Grégoire (Jean-Do de Lencquesaing) est un homme passionné par son métier, producteur de films d’art et d’essai. C’est aussi un père de famille comblé, entre une belle femme d’origine italienne, Silvia (Chiara Casselli), et trois filles vives et jolies, dont une adolescente, Clémence. On le voit s’intéresser à un jeune cinéaste rencontré dans l’autobus, défendre bec et ongle le tournage en Suède d’un film dont le budget dérape, résoudre au téléphone mille et un problèmes. On le voit raconter à ses filles l’histoire des Templiers dans une chapelle en ruine près de leur maison de week-end au bord de la Loire et décrypter pour elles la signification d’une mosaïque de Ravenne.

Pourtant, Grégoire est au bout de sa route. Un contrôle de vitesse par la Gendarmerie lui fait perdre son permis de conduire. C’est un signal. Dans sa vie, il va trop vite. Les dettes se sont accumulées, la banque et ses fournisseurs sont à bout de patience. L’écran de son ordinateur reflète un homme défait. Il se suicide.

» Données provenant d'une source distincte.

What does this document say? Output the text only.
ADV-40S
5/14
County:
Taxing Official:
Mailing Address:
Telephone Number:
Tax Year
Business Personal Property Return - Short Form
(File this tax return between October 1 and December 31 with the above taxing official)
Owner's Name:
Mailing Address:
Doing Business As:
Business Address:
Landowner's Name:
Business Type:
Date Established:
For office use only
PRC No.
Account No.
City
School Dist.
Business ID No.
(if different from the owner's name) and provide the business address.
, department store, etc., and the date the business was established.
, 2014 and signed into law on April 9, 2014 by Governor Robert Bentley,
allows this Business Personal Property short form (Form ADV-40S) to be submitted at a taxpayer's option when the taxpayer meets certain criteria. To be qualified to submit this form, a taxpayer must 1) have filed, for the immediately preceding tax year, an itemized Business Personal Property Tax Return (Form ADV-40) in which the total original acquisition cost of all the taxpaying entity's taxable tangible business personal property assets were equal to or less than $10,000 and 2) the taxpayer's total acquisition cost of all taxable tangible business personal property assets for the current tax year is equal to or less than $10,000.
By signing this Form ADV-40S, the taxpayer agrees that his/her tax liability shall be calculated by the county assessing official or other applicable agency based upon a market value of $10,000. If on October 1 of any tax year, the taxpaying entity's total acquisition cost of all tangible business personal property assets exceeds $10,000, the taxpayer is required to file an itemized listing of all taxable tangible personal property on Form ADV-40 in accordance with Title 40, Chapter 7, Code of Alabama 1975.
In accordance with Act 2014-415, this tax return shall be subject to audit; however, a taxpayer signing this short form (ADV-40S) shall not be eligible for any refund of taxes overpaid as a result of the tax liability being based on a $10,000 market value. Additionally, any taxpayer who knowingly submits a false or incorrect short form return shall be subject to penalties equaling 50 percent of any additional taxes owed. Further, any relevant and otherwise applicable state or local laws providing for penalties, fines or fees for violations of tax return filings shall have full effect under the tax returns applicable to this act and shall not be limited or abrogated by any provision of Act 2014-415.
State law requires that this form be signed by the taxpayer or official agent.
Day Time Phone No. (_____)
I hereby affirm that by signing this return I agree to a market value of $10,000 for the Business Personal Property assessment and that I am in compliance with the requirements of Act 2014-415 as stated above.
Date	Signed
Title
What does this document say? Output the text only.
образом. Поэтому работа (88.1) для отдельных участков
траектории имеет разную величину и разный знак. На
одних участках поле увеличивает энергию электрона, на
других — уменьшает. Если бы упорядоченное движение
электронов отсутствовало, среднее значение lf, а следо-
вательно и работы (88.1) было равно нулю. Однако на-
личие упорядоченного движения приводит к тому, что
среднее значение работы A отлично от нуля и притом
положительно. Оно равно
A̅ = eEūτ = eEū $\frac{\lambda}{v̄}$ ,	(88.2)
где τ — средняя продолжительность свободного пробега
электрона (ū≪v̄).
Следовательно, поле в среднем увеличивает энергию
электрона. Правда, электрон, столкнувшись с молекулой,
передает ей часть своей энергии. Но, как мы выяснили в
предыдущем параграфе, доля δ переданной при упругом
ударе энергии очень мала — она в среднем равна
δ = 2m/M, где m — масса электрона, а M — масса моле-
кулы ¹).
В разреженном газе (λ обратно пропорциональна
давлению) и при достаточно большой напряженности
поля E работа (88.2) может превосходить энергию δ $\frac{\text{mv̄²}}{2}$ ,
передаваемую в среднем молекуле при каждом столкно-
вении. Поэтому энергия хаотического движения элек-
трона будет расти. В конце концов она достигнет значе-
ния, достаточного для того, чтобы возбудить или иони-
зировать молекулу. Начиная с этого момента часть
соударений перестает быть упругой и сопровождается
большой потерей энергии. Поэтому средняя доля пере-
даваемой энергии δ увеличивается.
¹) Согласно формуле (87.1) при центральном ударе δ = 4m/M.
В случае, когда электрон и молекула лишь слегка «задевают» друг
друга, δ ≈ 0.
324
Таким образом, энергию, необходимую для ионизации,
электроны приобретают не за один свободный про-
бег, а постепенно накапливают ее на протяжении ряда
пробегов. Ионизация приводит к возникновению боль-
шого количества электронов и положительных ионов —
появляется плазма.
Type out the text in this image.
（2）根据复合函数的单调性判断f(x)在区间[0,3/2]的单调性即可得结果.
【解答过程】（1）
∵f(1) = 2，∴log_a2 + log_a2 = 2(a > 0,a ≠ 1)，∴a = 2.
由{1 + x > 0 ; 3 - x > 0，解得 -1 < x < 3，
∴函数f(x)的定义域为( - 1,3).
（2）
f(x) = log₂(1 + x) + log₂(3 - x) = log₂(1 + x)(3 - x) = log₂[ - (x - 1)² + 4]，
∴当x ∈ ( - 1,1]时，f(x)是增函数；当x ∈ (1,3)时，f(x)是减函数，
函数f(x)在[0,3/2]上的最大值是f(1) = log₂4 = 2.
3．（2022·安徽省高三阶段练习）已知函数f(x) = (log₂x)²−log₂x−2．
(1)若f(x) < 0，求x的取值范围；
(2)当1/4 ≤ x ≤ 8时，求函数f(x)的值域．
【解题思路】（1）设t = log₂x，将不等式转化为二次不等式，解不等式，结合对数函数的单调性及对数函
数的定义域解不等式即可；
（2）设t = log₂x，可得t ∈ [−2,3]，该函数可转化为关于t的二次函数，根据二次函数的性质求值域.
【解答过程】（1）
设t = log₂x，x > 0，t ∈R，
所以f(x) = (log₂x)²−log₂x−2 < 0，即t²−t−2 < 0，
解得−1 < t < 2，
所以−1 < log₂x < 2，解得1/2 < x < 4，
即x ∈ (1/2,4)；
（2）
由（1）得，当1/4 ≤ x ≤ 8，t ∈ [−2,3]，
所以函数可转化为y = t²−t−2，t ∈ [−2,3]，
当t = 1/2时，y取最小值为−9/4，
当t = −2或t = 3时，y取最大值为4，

Pour Silvia et ses filles, comme pour le personnel de la petite société de production, le choc est terrible. Clémence, en particulier, se sent abandonnée et trahie.  La vie pourtant reprend peu à peu le dessus. A la tête de la société de production, Silvia tente de sauver l’œuvre de Grégoire, en particulier son catalogue de films. Sa tentative ne sera pas couronnée de succès : les dettes sont si lourdes que la liquidation est inévitable. Mais du moins la dynamique de la vie de Grégoire ne s’est pas arrêtée avec sa mort. Clémence s’éprend du jeune cinéaste que son père avait promis d’aider. Elle découvre pour le cinéma la même passion qui animait celui-ci. 

Le suicide avait coupé le temps entre un avant et un après. Peu à peu, une continuité s’établit de nouveau. Les moments lumineux et les passions d’avant nourrissent la vie ici et maintenant.